Factoring Question?

Question

How would you express this quadratic expression x^2-(2√3+1)x+2√3 in factored form using the quadratic formula?

The answer is (x-2√3)(x-1). Could anyone show me the process work?

Answer 1

Even without the quadratic formula you should be able to see the following:

x² - (2√3 + 1)x + 2√3

Distribute the x through the parentheses:
x² - 2√3x - x + 2√3

Now group the terms:
x² - x - 2√3x + 2√3

From the first two terms you can distribute out an x:
x(x - 1) - 2√3x + 2√3

And from the second two terms you can distribut out -2√3
x(x - 1) - 2√3(x - 1)

Finally you can distribute out the common (x - 1):
(x - 2√3)(x - 1)

I'll explain the quadratic formula method if you like...

Answer 2

The middle term (2sqrt3 +1) is a big clue toward the factoring.
Does 2sqrt3 * 1 = the final term?
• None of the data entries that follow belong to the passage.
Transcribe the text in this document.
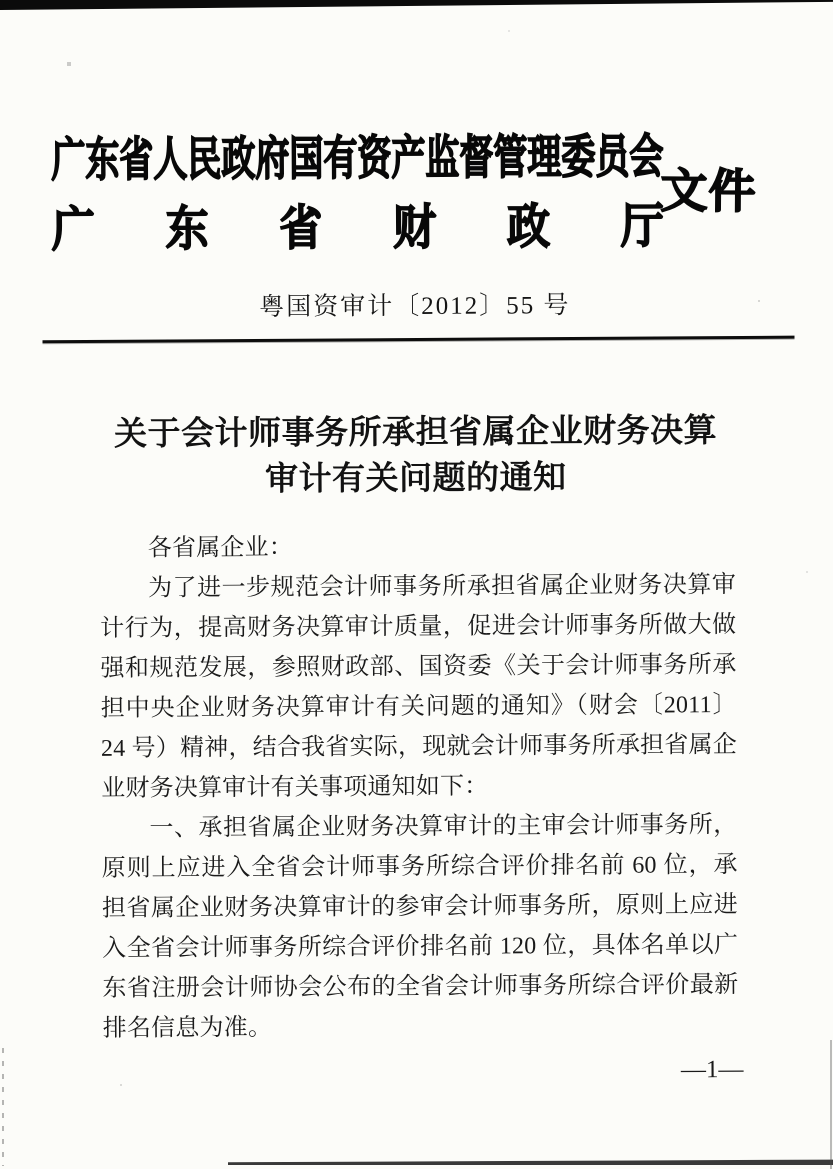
广东省人民政府国有资产监督管理委员会
广 东 省 财 政 厅
文件
粤国资审计〔2012〕55 号
关于会计师事务所承担省属企业财务决算
审计有关问题的通知

各省属企业：

为了进一步规范会计师事务所承担省属企业财务决算审计行为，提高财务决算审计质量，促进会计师事务所做大做强和规范发展，参照财政部、国资委《关于会计师事务所承担中央企业财务决算审计有关问题的通知》（财会〔2011〕24 号）精神，结合我省实际，现就会计师事务所承担省属企业财务决算审计有关事项通知如下：

一、承担省属企业财务决算审计的主审会计师事务所，原则上应进入全省会计师事务所综合评价排名前 60 位，承担省属企业财务决算审计的参审会计师事务所，原则上应进入全省会计师事务所综合评价排名前 120 位，具体名单以广东省注册会计师协会公布的全省会计师事务所综合评价最新排名信息为准。

—1—
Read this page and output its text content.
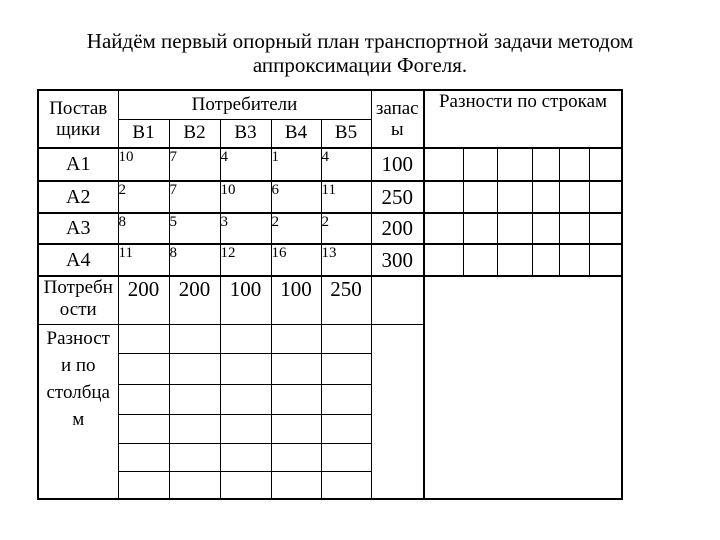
Найдём первый опорный план транспортной задачи методом
аппроксимации Фогеля.
Постав
щики	Потребители					запас
ы	Разности по строкам					
	В1	В2	В3	В4	В5							
А1	10	7	4	1	4	100						
А2	2	7	10	6	11	250						
А3	8	5	3	2	2	200						
А4	11	8	12	16	13	300						

Потребн
ости	200	200	100	100	250							

Разност
и по
столбца
м												
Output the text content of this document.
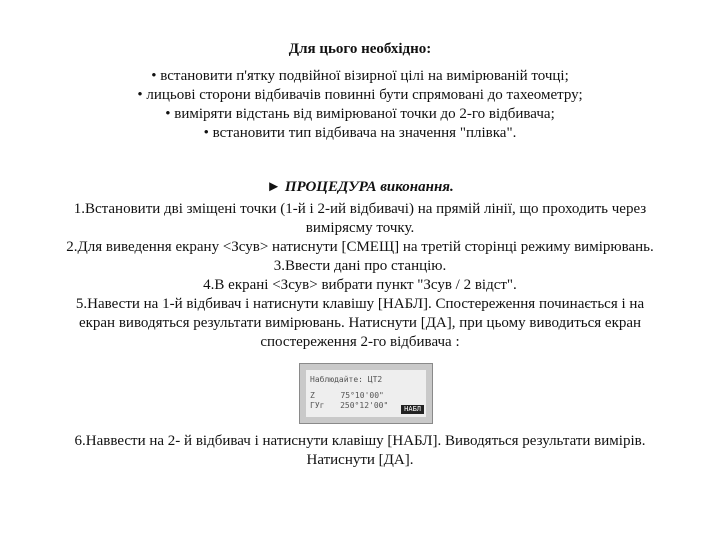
Для цього необхідно:
• встановити п'ятку подвійної візирної цілі на вимірюваній точці;
• лицьові сторони відбивачів повинні бути спрямовані до тахеометру;
• виміряти відстань від вимірюваної точки до 2-го відбивача;
• встановити тип відбивача на значення "плівка".
► ПРОЦЕДУРА виконання.
1.Встановити дві зміщені точки (1-й і 2-ий відбивачі) на прямій лінії, що проходить через
вимірясму точку.
2.Для виведення екрану <Зсув> натиснути [СМЕЩ] на третій сторінці режиму вимірювань.
3.Ввести дані про станцію.
4.В екрані <Зсув> вибрати пункт "Зсув / 2 відст".
5.Навести на 1-й відбивач і натиснути клавішу [НАБЛ]. Спостереження починається і на
екран виводяться результати вимірювань. Натиснути [ДА], при цьому виводиться екран
спостереження 2-го відбивача :
Наблюдайте: ЦТ2
Z	75°10'00"
ГУг 250°12'00"	НАБЛ
6.Наввести на 2- й відбивач і натиснути клавішу [НАБЛ]. Виводяться результати вимірів.
Натиснути [ДА].
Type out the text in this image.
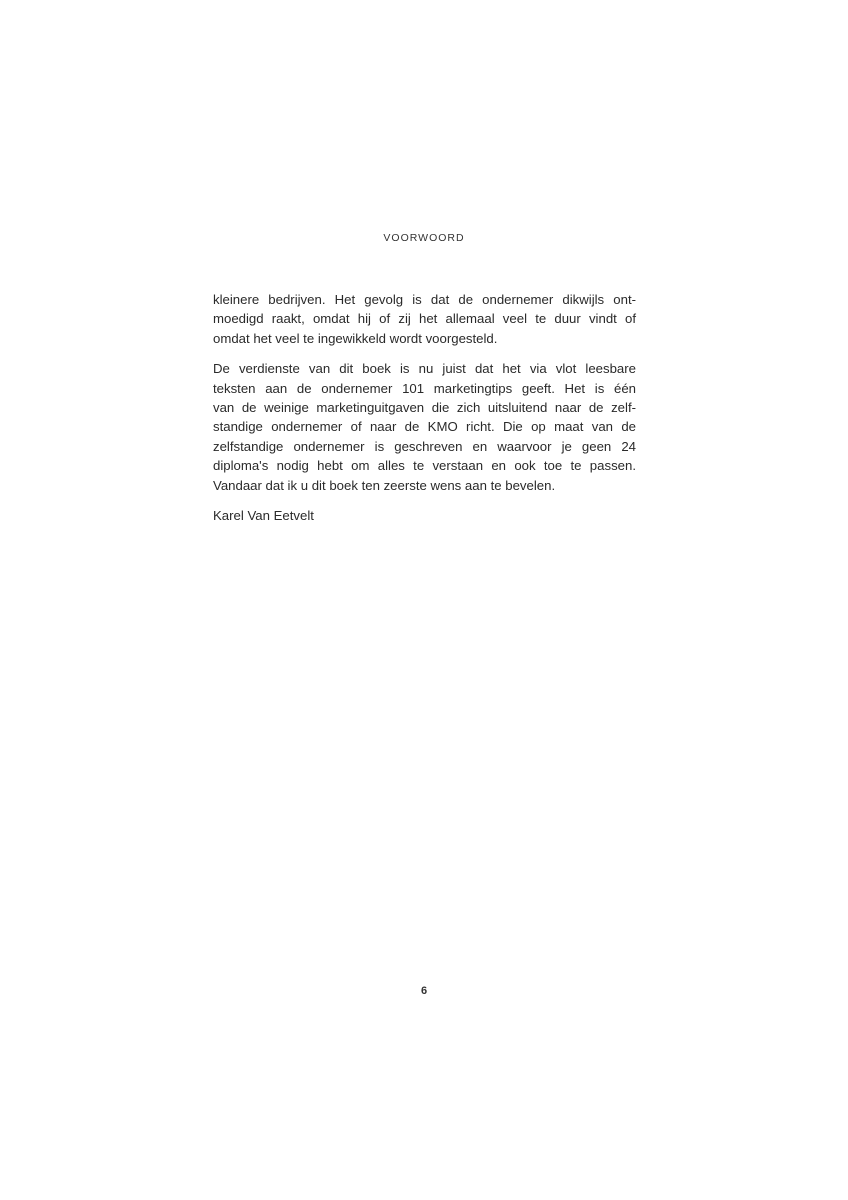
VOORWOORD
kleinere bedrijven. Het gevolg is dat de ondernemer dikwijls ont-
moedigd raakt, omdat hij of zij het allemaal veel te duur vindt of
omdat het veel te ingewikkeld wordt voorgesteld.
De verdienste van dit boek is nu juist dat het via vlot leesbare
teksten aan de ondernemer 101 marketingtips geeft. Het is één
van de weinige marketinguitgaven die zich uitsluitend naar de zelf-
standige ondernemer of naar de KMO richt. Die op maat van de
zelfstandige ondernemer is geschreven en waarvoor je geen 24
diploma's nodig hebt om alles te verstaan en ook toe te passen.
Vandaar dat ik u dit boek ten zeerste wens aan te bevelen.
Karel Van Eetvelt
6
Yes, then the factors are
2sqrt 3 and 1

Since the middle term is negative and the final term is positive, you have x - something times x - something.

(x - 2sqrt3)(x-1) works.

Answer 3

quadratic formula says:
x = (-b±√[b²-4ac]) / (2a)
So using your numbers gives:
(2√3+1±√[(2√3+1)²-4*1*2√3]) / 2
=(2√3+1±√[(12+4√3+1)-8√3]) / 2
=(2√3+1±√[(12-4√3+1)]) / 2
=(2√3+1±√[(2√3-1)²]) / 2
=(2√3+1± (2√3-1)) / 2
=(2√3+1+(2√3-1)) / 2 or =(2√3+1 - (2√3-1)) / 2
=(4√3)/2 or 2/2
= 2√3 or 1
So in factorise form it is:
(x-2√3)(x-1)

Answer 4

This is the formula:
ax^2 + bx + c = 0 and x1 and x2 are the solutions
--> ax^2 + bx + c = a(x-x1)(x-x2)

x^2 - (2sqrt3 + 1)x + 2sqrt3 = 0
delta = (2sqrt3+1)^2 - 8sqrt3 = (2sqrt3-1)^2

x1 = (1/2)[2sqrt3+1-2sqrt3+1]=1
x2 = (1/2)[2sqrt3+1+2sqrt3-1]=2sqrt3

--> (x-1)(x-2sqrt3)

Answer 5

when you have an expression written as ax^2 + bx + c (quadratic form), you can factor it as such:

(a1x + b1)(a2x + b2)

as long as a1*a2 = a, a1*b2 + a2*b1 = b, and b1*b2 = c

So our a = 1, our b = -(2 sqrt(3) + 1), our c = 2 sqrt(3)

so...
a1 and a2 are 1 (1*1 = 1)

So we need a b1 and b2 such that b1 + b2 = -2 sqrt(3) - 1

therefore b1 = -2 sqrt(3) and b2 = -1

(1x + -2 sqrt(3)) (1x + -1)
(x - 2 sqrt(3))(x - 1)

Hope this makes sense! :) Best of luck.